Neuroscientists know that trancelike states can be evoked by drugs (e.g., peyote, LSD, etc.), as well as by music, dancing with abandon, and drumming, which all can cause ecstatic experiences in participants. Daniel Levitin in his “The World in Six Songs” says:
Just how music induces trance is not known, but it seems to be related to the relentless rhythmic momentum, coupled with a solid, predictable beat. … When the beat is predictable, neural circuits in the basal ganglia … as well as regions of the cerebellum that connect to the basal ganglia, can become entrained by the music, with neurons firing synchronously with the beat. This is turn can cause shifts in brainwave patterns, easing us into an altered state of consciousness that may resemble the onset of sleep, or the netherworld between sleep and wakefulness, or even a drug-like state of heightened concentration coupled with increased relaxation of the muscles and a loss of awareness of time and place. (p. 214)
In thinking about all this, I remembered Eben Alexander’s account of his near-death experience that he described in his book titled “Proof of Heaven.” Alexander is a trained neuroscientist and brain surgeon who nearly died from a brain infection. In temporarily losing his higher cortical brain function, he describes his experience of Transcendence in ecstatic terms. He had a feeling of ascending (something like Dante as he ascended to the Empyrean or Paradise in “The Divine Comedy”), to some realm that he couldn’t later capture in mere words. But he tries. He writes:
Seeing and hearing were not separate in this place where I now was. I could hear the visual beauty of the silvery bodies of those scintillating beings above, and I could see the surging, joyful perfection of what they sang. It seemed that you could not look at or listen to anything in this world without becoming a part of it — without joining with it in some mysterious way. … I would suggest that you couldn’t look at anything in that world at all, for the word of itself implies a separation that did not exist there. Everything was distinct, yet everything was also a part of everything else, like the rich and intermingled designs on a Persian carpet … or a butterfly’s wings. (pp. 45-46)

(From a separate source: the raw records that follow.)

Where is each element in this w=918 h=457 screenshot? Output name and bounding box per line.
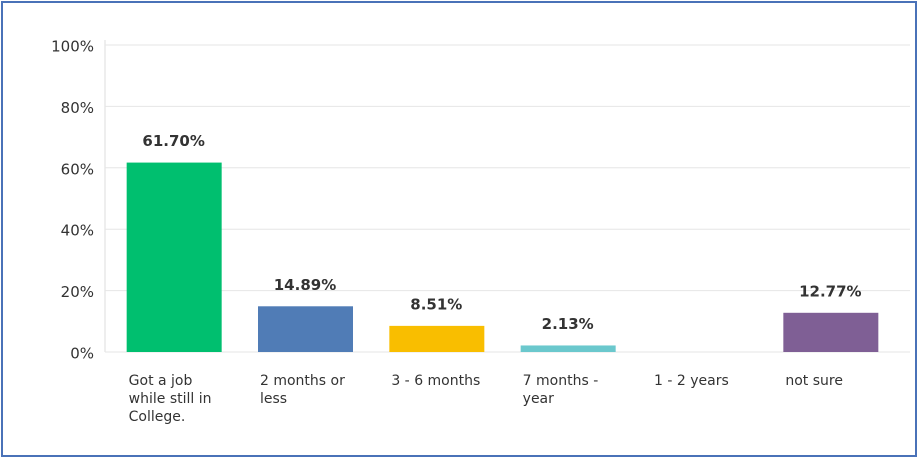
bar <box>389 325 485 352</box>
x-tick-label: 2 months or less <box>260 373 345 407</box>
bar <box>258 306 353 352</box>
y-tick-label: 20% <box>61 283 94 301</box>
bar <box>126 162 222 352</box>
value-label: 2.13% <box>542 315 594 333</box>
y-tick-label: 0% <box>70 345 94 363</box>
x-tick-label: not sure <box>785 373 843 389</box>
y-tick-label: 100% <box>51 38 94 56</box>
x-tick-label: 3 - 6 months <box>391 373 481 389</box>
x-tick-label: 7 months - year <box>522 373 599 407</box>
value-label: 61.70% <box>142 132 204 150</box>
x-tick-label: Got a job while still in College. <box>128 373 212 425</box>
bar <box>520 345 616 352</box>
value-label: 8.51% <box>410 295 462 313</box>
bar <box>783 312 879 352</box>
value-label: 12.77% <box>799 282 861 300</box>
y-tick-label: 40% <box>61 222 94 240</box>
value-label: 14.89% <box>274 276 336 294</box>
y-tick-label: 60% <box>61 160 94 178</box>
x-tick-label: 1 - 2 years <box>654 373 729 389</box>
y-tick-label: 80% <box>61 99 94 117</box>
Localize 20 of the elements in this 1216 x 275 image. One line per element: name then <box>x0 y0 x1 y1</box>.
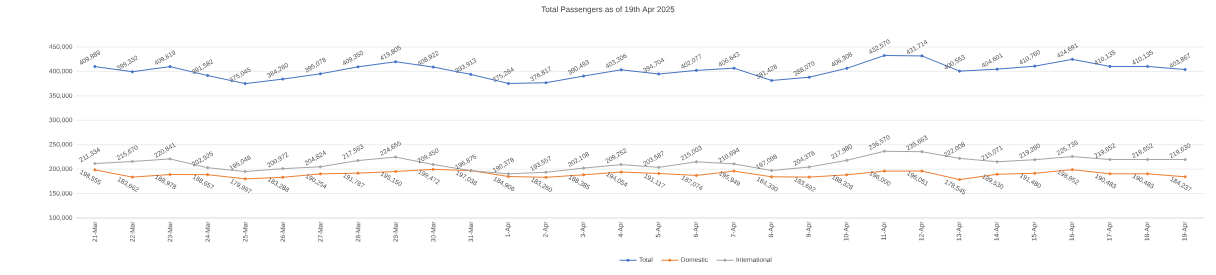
point <box>1070 57 1074 61</box>
point <box>1033 64 1037 68</box>
point <box>882 53 886 58</box>
point <box>995 67 999 71</box>
point <box>732 66 736 70</box>
chart-title: Total Passengers as of 19th Apr 2025 <box>541 6 675 14</box>
point <box>431 65 435 69</box>
point <box>1033 158 1037 162</box>
point <box>243 82 247 86</box>
point <box>920 54 924 58</box>
point <box>619 163 623 167</box>
point <box>957 69 962 73</box>
point <box>394 60 398 64</box>
point <box>694 68 698 73</box>
point <box>130 70 135 74</box>
point <box>845 66 849 70</box>
point <box>356 65 360 69</box>
point <box>544 81 548 85</box>
point <box>619 68 623 72</box>
point <box>168 65 172 69</box>
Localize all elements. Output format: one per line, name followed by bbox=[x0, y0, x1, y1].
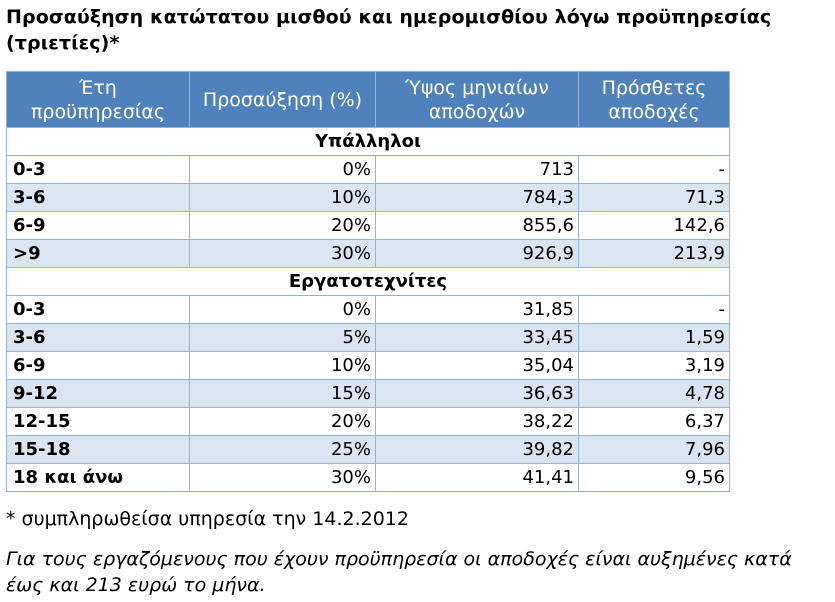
table-row: 9-12 15% 36,63 4,78 bbox=[6, 379, 730, 408]
cell-increase: 25% bbox=[189, 435, 376, 464]
header-increase: Προσαύξηση (%) bbox=[189, 71, 376, 128]
cell-years: 18 και άνω bbox=[6, 463, 190, 492]
cell-increase: 10% bbox=[189, 183, 376, 212]
cell-years: 0-3 bbox=[6, 295, 190, 324]
cell-extra-pay: 4,78 bbox=[578, 379, 730, 408]
table-body: Υπάλληλοι 0-3 0% 713-3-6 10% 784,3 71,3 6-9 20% 8… bbox=[6, 127, 730, 492]
section-title: Εργατοτεχνίτες bbox=[6, 267, 730, 296]
cell-extra-pay: 142,6 bbox=[578, 211, 730, 240]
table-row: 6-9 10% 35,04 3,19 bbox=[6, 351, 730, 380]
header-monthly-pay: Ύψος μηνιαίων αποδοχών bbox=[375, 71, 579, 128]
table-row: 0-3 0% 31,85- bbox=[6, 295, 730, 324]
header-years: Έτη προϋπηρεσίας bbox=[6, 71, 190, 128]
cell-monthly-pay: 36,63 bbox=[375, 379, 579, 408]
section-row: Υπάλληλοι bbox=[6, 127, 730, 156]
cell-extra-pay: - bbox=[578, 155, 730, 184]
cell-extra-pay: 71,3 bbox=[578, 183, 730, 212]
cell-monthly-pay: 926,9 bbox=[375, 239, 579, 268]
cell-increase: 0% bbox=[189, 295, 376, 324]
salary-table: Έτη προϋπηρεσίας Προσαύξηση (%) Ύψος μην… bbox=[6, 71, 730, 492]
cell-monthly-pay: 784,3 bbox=[375, 183, 579, 212]
cell-monthly-pay: 33,45 bbox=[375, 323, 579, 352]
cell-years: 0-3 bbox=[6, 155, 190, 184]
cell-increase: 10% bbox=[189, 351, 376, 380]
cell-increase: 0% bbox=[189, 155, 376, 184]
table-row: 12-15 20% 38,22 6,37 bbox=[6, 407, 730, 436]
cell-extra-pay: 213,9 bbox=[578, 239, 730, 268]
cell-monthly-pay: 35,04 bbox=[375, 351, 579, 380]
cell-increase: 30% bbox=[189, 463, 376, 492]
cell-monthly-pay: 38,22 bbox=[375, 407, 579, 436]
cell-monthly-pay: 41,41 bbox=[375, 463, 579, 492]
cell-monthly-pay: 31,85 bbox=[375, 295, 579, 324]
cell-monthly-pay: 855,6 bbox=[375, 211, 579, 240]
note-paragraph: Για τους εργαζόμενους που έχουν προϋπηρε… bbox=[6, 548, 792, 596]
cell-years: 12-15 bbox=[6, 407, 190, 436]
document-title: Προσαύξηση κατώτατου μισθού και ημερομισ… bbox=[6, 6, 772, 54]
cell-extra-pay: 7,96 bbox=[578, 435, 730, 464]
cell-years: 9-12 bbox=[6, 379, 190, 408]
footnote: * συμπληρωθείσα υπηρεσία την 14.2.2012 bbox=[6, 508, 409, 530]
cell-years: 3-6 bbox=[6, 183, 190, 212]
table-row: 0-3 0% 713- bbox=[6, 155, 730, 184]
table-row: 3-6 10% 784,3 71,3 bbox=[6, 183, 730, 212]
cell-monthly-pay: 39,82 bbox=[375, 435, 579, 464]
cell-increase: 20% bbox=[189, 407, 376, 436]
cell-increase: 15% bbox=[189, 379, 376, 408]
cell-extra-pay: 6,37 bbox=[578, 407, 730, 436]
cell-years: 3-6 bbox=[6, 323, 190, 352]
table-row: 6-9 20% 855,6 142,6 bbox=[6, 211, 730, 240]
table-header: Έτη προϋπηρεσίας Προσαύξηση (%) Ύψος μην… bbox=[6, 71, 730, 128]
cell-increase: 20% bbox=[189, 211, 376, 240]
table-row: 18 και άνω 30% 41,41 9,56 bbox=[6, 463, 730, 492]
cell-years: 6-9 bbox=[6, 211, 190, 240]
cell-extra-pay: 3,19 bbox=[578, 351, 730, 380]
table-row: >9 30% 926,9 213,9 bbox=[6, 239, 730, 268]
header-row: Έτη προϋπηρεσίας Προσαύξηση (%) Ύψος μην… bbox=[6, 71, 730, 128]
cell-years: 15-18 bbox=[6, 435, 190, 464]
cell-extra-pay: - bbox=[578, 295, 730, 324]
section-row: Εργατοτεχνίτες bbox=[6, 267, 730, 296]
section-title: Υπάλληλοι bbox=[6, 127, 730, 156]
cell-extra-pay: 9,56 bbox=[578, 463, 730, 492]
cell-years: 6-9 bbox=[6, 351, 190, 380]
header-extra-pay: Πρόσθετες αποδοχές bbox=[578, 71, 730, 128]
cell-increase: 5% bbox=[189, 323, 376, 352]
table-row: 15-18 25% 39,82 7,96 bbox=[6, 435, 730, 464]
table-row: 3-6 5% 33,45 1,59 bbox=[6, 323, 730, 352]
cell-extra-pay: 1,59 bbox=[578, 323, 730, 352]
cell-years: >9 bbox=[6, 239, 190, 268]
cell-monthly-pay: 713 bbox=[375, 155, 579, 184]
cell-increase: 30% bbox=[189, 239, 376, 268]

Returning to Sister John, I won’t be a plot spoiler. But it seems to likely to me that there are multiple ways to glimpse the Divine in our incarnate experience of this life — both direct and indirect. That is, there are both extraordinary and ordinary ways to be open to God’s impingement in our lives — from the base of our synaptic selves to the presence of God in one another as we live out our lives in community. In other words, indirectly and in a more muted way, you can experience the Divine in others by giving yourself selflessly in community life. And as I described above, there appear to be more direct, extraordinary routes to Divine engagement — at the synaptic level through means of song, dance, pharmacological agents, and yes — perhaps even some brain disorders. In Salzman’s work, Sister John experiences both routes, and her life is the richer for it. But tastes of heaven in this incarnate life are available to all of us, one way and/or another. It seems that’s the way our God-shaped mind can work.
But please don’t misunderstand me. I’m not condoning the use of illicit drugs in the pursuit of Divine engagement, my friends! Nor am I championing unfortunate brain disorder. No, I instead suggest finding a healthy way of achieving engagement with the Divine. By means of music, dance, fasting, silent prayer, and selfless serving of others in loving community, you can embody, after all, the meaning of being human at its generous fullness while experiencing God at your loving best within communal life.